My notes for the panel today at
Health
Datapalooza. I’ll come back later and add links, fix typos, and so
forth…
Why consumer access to data is important
- because data
is a digital representation of us. and it’s increasingly being used to
affect our real-world services, their costs, their benefits.
- we’re increasingly able to generate data that used to be the exclusive
space of the clinical system. genomes are just part of it. health data
is in everything. Facebook cups, keyboards, iPhones, google’s next
phone.
- but it’s faulty at worst, and incomplete at best. if we can’t access
it, we can’t tell how and where it’s incomplete or
wrong.
Use cases and potential applications for
consumer access to data
- send to app provider to
interpret data and help me make better choices about my care.

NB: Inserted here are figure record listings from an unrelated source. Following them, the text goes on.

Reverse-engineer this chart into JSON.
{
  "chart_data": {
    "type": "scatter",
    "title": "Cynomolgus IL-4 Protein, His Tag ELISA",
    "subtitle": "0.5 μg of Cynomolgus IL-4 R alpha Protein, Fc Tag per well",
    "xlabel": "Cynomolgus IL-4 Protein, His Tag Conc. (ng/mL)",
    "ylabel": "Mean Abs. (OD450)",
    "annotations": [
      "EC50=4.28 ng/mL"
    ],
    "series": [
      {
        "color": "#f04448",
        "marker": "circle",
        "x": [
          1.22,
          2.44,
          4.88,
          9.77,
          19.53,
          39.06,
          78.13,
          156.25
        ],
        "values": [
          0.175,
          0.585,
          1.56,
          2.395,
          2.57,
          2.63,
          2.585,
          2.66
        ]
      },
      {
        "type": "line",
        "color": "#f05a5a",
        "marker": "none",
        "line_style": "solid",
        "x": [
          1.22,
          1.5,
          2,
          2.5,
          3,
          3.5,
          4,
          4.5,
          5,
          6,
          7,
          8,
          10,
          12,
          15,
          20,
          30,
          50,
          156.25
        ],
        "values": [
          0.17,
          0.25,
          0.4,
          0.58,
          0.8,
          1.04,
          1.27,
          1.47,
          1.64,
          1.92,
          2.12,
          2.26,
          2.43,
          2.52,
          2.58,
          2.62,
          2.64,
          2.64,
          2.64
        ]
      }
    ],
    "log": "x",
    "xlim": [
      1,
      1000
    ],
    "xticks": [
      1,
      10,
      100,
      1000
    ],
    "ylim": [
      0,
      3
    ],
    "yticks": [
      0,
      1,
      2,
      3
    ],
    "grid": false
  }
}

- send to app provider to interpret data and help me make better
lifestyle choices (ideally not a panopticon of health provider, ATT, and
government - but a decentralized, competitive
market)
that’s what this event is mainly concerned
with. but there’s more.
- extract the “real” clinical
data (compared to the “dry” data from phones etc) from the record.
needs a lot of normalization etc but it starts to paint a longitudinal
phenotype of me and my life. mapped to my genome, in large in sample
sizes, we can start to correlate lifestyle and medical treatment
outcomes to individual genomic variation.
Current state
of consumer access to data
- raw in every sense of the
word. most folks aren’t exactly aware of the things we here are aware
of.
- most of the data collection is happening in zones like mobile and
social where we have no positive rights to privacy, like health, and
where the entire system depends on designing awareness of the data (and
its ownership) out of the hands of us as citizens.
- in health, access to data is hamstrung by a combination of rapidly
advancing technology and slowly (that’s a nice way of putting it)
adapting law.
- we just moved here from Oakland. when i wanted my son’s immunization
records to get him into his new child care center here in DC, the
provider couldn’t fax them to me because they were afraid it violated
hipaa. but it would have been legal to hire a TaskRabbit - total
stranger - to go pick them up, take them to Kinkos, and fax them to
me.
- that’s insane. we’re not being protected. we’re not getting access at
the rate or in the form that we need yet. it’s getting better, but it’s
still slow. and we’re less willing to tolerate it, because we’ve been
trained to expect more from our institutions by good
technology.
Where we have to go next / role of Blue
Button+
- the hard part is that most of us, when handed
a file of data, don’t know what to do with it. i downloaded my genotype,
my fitbit data. No idea what to do with it. compared to my “medical
record” in PDF, which is computationally useless but human readable.
- the investment in BB will pay off best when I have the right to direct
my file to someone who can do something with it, for whatever reasons i
choose. whether to run an app that makes sense of the data or to donate
the data to research.
- BB+ is a great example of this. It allows for both market solutions
(banks!) to emerge and for pre-competitive or public private solutions
to emerge where we can donate data, or share it conditionally.
- i’m looking forward to pushing Sage Bionetworks, the non profit where
I work, to be one of the first certified recipients of BB+ precisely to
enable the non-market reuse of health records data.